One of my friends who started working for inthemix says her most used lens clubbing was the Sigma 10-20mm. After she went full frame it became a 14-24mm she bought.

In a club you'll typically be restricted by drunk idiots while trying to photograph a whole group of other drunk idiots who all would want to be in the photo at the same time. Got more than 2m space between you and your subject and it'll quickly be filled by yet another group of drunk idiots. At least that's how it's been in every nightclub I've ever been.

/edit: Just saw the bit about it being bars. I say go in on a night you're likely to take pictures with a standard kit lens and fix it at 50mm and don't move it UNDER ANY CIRCUMSTANCE to see if the focal length fits the bill. The 50mm is great for photographing people but you simply need space.


----------



## kami (Jan 15, 2010)

Garbz said:


> cfusionpm said:
> 
> 
> > 50mm f/1.4 would be your best bet.
> ...


 
I was just about to recommend otherwise the use of the 50 f/1.4 in a nightclub coz I already tried it! As you said, you need a lot of space to move in and out to get your shots which you can't do in a night club. 

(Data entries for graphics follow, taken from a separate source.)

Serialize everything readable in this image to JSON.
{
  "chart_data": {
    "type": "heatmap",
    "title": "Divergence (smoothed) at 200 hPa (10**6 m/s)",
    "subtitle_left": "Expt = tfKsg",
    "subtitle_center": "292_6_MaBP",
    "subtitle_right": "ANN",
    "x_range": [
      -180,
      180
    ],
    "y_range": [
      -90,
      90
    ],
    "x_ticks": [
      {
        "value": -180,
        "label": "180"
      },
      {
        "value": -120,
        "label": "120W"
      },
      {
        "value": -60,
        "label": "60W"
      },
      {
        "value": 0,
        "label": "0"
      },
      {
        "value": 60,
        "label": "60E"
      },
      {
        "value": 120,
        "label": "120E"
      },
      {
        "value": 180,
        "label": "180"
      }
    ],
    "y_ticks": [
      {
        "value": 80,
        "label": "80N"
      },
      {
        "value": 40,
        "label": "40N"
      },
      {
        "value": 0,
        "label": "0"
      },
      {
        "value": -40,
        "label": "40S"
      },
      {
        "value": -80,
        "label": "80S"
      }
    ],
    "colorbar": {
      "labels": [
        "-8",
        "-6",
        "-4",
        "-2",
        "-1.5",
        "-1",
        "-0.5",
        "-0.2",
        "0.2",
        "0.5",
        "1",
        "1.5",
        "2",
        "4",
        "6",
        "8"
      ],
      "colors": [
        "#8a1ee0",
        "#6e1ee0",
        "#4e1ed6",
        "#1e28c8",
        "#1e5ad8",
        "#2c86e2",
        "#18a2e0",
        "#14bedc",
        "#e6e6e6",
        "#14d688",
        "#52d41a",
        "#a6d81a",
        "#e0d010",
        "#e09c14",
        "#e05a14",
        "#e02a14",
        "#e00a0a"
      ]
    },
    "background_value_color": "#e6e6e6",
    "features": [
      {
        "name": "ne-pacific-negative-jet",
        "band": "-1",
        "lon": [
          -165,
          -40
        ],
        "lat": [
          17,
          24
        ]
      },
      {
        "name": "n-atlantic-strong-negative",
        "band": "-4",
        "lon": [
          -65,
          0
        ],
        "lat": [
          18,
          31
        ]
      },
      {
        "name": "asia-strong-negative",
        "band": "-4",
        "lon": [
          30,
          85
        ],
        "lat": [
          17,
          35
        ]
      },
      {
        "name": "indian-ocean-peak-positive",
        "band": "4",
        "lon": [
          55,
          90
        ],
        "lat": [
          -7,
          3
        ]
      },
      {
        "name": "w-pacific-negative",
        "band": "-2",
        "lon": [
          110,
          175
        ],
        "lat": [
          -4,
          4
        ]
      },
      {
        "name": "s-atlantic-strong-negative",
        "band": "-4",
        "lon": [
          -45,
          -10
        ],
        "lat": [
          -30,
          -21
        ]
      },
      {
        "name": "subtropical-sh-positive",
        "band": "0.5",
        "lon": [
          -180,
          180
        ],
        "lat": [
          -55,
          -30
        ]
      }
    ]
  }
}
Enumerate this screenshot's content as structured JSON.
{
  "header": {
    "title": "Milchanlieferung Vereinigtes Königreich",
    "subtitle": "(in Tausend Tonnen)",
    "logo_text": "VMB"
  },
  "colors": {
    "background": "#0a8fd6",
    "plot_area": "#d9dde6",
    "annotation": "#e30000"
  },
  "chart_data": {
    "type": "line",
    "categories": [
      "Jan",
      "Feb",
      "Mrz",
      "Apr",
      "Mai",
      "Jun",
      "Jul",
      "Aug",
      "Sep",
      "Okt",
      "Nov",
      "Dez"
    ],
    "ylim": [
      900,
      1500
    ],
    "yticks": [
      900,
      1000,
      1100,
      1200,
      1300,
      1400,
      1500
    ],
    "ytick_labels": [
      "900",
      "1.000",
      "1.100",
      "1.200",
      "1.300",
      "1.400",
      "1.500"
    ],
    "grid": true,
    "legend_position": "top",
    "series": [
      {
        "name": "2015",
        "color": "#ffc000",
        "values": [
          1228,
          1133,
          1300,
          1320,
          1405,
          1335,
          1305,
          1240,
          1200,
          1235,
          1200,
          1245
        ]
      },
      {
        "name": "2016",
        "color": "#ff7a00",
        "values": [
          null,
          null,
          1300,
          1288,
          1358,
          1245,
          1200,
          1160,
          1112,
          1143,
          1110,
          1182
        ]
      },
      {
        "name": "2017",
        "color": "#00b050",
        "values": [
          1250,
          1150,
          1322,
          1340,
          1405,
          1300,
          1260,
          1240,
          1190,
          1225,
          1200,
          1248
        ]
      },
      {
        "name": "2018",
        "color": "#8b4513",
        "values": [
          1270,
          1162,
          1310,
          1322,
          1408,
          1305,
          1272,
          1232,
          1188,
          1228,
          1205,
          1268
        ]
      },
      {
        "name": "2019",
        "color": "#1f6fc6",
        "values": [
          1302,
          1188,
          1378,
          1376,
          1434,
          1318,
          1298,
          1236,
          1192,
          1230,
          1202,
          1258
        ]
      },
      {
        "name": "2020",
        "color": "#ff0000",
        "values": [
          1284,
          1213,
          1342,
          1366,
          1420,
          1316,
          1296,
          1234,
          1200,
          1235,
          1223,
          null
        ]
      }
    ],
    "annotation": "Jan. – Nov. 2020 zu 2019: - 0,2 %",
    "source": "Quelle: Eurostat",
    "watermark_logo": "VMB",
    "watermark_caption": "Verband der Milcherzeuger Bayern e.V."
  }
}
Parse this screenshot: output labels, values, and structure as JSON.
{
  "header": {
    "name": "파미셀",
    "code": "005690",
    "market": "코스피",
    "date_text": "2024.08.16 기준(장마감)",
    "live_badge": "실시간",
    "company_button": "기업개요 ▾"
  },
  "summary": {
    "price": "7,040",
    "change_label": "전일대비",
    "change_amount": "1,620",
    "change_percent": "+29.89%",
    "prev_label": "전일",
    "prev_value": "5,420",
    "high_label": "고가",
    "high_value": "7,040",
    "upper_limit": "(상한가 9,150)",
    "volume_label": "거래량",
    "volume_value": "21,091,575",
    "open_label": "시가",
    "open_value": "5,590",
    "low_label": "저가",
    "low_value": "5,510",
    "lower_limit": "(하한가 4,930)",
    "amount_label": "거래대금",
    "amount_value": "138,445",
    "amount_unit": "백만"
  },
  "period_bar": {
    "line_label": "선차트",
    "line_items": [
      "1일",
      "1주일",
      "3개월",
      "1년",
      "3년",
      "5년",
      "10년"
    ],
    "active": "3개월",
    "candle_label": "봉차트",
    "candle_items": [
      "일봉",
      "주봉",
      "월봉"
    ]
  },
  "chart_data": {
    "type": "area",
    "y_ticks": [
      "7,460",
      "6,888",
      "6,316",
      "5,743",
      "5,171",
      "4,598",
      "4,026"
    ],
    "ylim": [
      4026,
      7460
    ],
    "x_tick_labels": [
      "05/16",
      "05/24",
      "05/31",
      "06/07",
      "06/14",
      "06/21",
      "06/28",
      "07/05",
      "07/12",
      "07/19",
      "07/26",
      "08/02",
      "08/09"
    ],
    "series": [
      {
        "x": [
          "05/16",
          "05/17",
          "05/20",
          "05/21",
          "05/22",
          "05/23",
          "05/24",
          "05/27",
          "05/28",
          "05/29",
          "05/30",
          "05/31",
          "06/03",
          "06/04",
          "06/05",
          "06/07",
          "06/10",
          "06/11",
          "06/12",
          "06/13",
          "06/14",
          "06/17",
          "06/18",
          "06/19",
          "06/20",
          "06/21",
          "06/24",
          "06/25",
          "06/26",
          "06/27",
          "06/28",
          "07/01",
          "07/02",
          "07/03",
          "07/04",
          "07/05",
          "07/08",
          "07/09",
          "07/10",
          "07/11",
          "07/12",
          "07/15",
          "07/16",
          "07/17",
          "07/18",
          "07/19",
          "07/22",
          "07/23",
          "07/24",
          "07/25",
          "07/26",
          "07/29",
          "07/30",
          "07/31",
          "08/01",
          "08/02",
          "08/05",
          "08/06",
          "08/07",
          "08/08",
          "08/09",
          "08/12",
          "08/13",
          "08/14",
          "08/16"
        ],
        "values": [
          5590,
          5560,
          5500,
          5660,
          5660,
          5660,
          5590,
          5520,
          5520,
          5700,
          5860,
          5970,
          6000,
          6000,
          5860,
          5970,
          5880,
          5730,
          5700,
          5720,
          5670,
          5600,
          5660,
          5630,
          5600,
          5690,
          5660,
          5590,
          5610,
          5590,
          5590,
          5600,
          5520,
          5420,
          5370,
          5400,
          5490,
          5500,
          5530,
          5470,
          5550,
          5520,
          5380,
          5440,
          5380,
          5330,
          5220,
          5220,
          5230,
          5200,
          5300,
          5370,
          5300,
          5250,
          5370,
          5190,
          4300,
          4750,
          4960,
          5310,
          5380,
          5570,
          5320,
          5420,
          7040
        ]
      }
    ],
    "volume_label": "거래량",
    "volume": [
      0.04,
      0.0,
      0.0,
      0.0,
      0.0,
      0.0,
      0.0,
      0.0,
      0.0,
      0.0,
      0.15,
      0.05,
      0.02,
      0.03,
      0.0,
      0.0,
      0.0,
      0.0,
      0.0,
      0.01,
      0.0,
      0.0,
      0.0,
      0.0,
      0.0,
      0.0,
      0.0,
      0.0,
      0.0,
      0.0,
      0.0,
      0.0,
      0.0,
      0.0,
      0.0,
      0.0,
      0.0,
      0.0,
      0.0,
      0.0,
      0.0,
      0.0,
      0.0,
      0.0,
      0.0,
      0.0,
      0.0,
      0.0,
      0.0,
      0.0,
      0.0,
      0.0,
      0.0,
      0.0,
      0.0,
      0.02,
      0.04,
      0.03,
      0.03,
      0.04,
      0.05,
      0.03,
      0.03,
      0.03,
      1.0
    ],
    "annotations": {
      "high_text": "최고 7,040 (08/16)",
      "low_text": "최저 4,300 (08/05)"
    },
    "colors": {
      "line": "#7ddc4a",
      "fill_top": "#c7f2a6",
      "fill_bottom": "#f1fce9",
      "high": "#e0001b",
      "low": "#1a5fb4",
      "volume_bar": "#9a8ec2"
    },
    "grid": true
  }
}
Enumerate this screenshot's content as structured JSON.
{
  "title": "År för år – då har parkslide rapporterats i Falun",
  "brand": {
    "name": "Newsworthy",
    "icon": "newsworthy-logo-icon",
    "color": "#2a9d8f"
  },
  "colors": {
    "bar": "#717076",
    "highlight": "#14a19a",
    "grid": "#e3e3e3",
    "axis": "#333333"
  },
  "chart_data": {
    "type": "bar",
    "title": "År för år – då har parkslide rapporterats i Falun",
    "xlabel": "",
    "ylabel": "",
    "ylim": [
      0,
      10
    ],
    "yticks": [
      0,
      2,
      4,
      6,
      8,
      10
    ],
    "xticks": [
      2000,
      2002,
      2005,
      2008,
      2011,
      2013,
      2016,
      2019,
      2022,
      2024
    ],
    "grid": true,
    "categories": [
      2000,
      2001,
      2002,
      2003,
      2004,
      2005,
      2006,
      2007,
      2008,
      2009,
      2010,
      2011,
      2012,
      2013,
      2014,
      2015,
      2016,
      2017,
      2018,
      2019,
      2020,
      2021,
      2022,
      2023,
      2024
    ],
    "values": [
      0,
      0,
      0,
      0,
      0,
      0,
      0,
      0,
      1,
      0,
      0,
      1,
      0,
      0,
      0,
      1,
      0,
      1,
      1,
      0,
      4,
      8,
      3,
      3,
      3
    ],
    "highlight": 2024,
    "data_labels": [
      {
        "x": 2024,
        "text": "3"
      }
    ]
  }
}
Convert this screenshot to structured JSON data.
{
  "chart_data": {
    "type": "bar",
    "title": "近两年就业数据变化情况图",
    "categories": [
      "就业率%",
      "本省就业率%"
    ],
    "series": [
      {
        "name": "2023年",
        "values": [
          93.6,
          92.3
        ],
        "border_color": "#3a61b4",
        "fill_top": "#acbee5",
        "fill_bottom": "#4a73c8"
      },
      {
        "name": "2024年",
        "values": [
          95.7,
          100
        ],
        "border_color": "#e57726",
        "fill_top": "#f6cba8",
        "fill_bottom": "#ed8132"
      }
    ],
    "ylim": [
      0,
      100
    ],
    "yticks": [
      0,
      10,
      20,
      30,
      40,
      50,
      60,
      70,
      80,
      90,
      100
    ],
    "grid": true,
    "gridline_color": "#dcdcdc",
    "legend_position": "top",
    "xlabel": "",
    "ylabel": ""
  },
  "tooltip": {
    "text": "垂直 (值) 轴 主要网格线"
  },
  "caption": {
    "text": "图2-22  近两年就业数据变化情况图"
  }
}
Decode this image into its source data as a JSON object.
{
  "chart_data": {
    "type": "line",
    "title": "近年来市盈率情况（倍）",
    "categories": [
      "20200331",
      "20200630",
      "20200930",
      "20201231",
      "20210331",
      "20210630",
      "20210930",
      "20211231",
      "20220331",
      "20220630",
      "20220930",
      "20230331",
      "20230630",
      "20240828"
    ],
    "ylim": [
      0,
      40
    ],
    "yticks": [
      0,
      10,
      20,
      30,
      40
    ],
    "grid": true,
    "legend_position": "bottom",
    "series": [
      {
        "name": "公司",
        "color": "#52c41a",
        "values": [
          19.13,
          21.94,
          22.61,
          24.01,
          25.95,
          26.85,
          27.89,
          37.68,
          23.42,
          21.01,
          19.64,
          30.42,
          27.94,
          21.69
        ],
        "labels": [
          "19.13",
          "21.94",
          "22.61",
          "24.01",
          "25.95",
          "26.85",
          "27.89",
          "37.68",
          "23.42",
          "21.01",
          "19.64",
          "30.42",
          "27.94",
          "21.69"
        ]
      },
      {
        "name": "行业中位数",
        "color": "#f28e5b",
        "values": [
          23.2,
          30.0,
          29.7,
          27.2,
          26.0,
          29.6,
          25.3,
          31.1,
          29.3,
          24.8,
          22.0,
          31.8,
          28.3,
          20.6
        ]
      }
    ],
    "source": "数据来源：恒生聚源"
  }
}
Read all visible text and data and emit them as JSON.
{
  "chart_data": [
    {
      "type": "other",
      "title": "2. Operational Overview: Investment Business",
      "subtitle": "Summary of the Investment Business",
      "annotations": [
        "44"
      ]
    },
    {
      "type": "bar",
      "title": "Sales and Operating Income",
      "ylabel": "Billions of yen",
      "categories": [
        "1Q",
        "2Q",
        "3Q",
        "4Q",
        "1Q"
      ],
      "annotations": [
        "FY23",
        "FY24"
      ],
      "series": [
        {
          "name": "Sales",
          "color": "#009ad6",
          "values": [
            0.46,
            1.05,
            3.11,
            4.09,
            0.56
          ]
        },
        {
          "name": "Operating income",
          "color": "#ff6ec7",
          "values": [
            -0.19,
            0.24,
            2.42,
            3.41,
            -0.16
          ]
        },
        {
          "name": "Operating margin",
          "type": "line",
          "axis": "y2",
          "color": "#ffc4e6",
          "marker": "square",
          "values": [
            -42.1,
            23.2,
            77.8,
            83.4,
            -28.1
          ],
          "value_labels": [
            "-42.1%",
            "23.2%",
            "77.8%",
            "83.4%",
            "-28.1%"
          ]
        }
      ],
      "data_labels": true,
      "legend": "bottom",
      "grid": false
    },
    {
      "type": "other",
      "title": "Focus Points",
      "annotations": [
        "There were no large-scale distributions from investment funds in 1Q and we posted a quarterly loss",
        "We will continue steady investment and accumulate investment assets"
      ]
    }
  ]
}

I've used the Sigma 18-50 2.8 and it worked great. My pictures were a little bit noisy above iso 1250 but it worked alright.


----------



## RyanLilly (Jan 15, 2010)

Garbz, you do have some good points. I shot a concert recently and my favorite pictures came from my 11-16 2.8, at 11mm. The point is really that every situation may call for a different lens, so find one that has the most versatility while fitting your style to start with. But 2.8 or faster is still key.


----------



## [Dillz] (Jan 15, 2010)

Yes 50mm but MAKE SURE auto focus will work with it or you will have a very hard night,


----------



## bhphotography (Jan 16, 2010)

A f1.4 would be the best. If you can get farther away a 85 f1.4 would work great, if not, the 35 1.8 or 50 1.4 would be good options.

If budget was open, and you can get back / above the crowd, a 70-200 would be the best option.


----------



## Mr. Swindle (Jan 16, 2010)

I agree with garbz and ryan,

I used to do some nightclub and concert shooting, in all the places i shot (many) ranging from downtown gogo's to cocktail lounges and 3 level clubs, I never left the house with out the wide angle zoom. 

I was using the 18-55 3.5-5.6 nikon on my D80, along with a sb800 and fong diffuser, put out some AMAZING photos. And that was with the 3.5, Ideally i was going to go with a 2.8 zoom 17-50, 17-55, 17-35 or a nice 20,24,28mm prime.

Be prepared to battle tight, restricted elbow room, and drunk people bumping into you and fog and crazy fluorescent or little/no available light.


----------



## djacobox372 (Jan 18, 2010)

Autofocus is a pain in dark areas like night clubs, so you might as well go for a manual focus 50mm f1.2.


----------



## lamergod (Jan 18, 2010)

85 f1.2L or 1.4

It also depends how far are you from the stage,sometimes a fisheye works great too


----------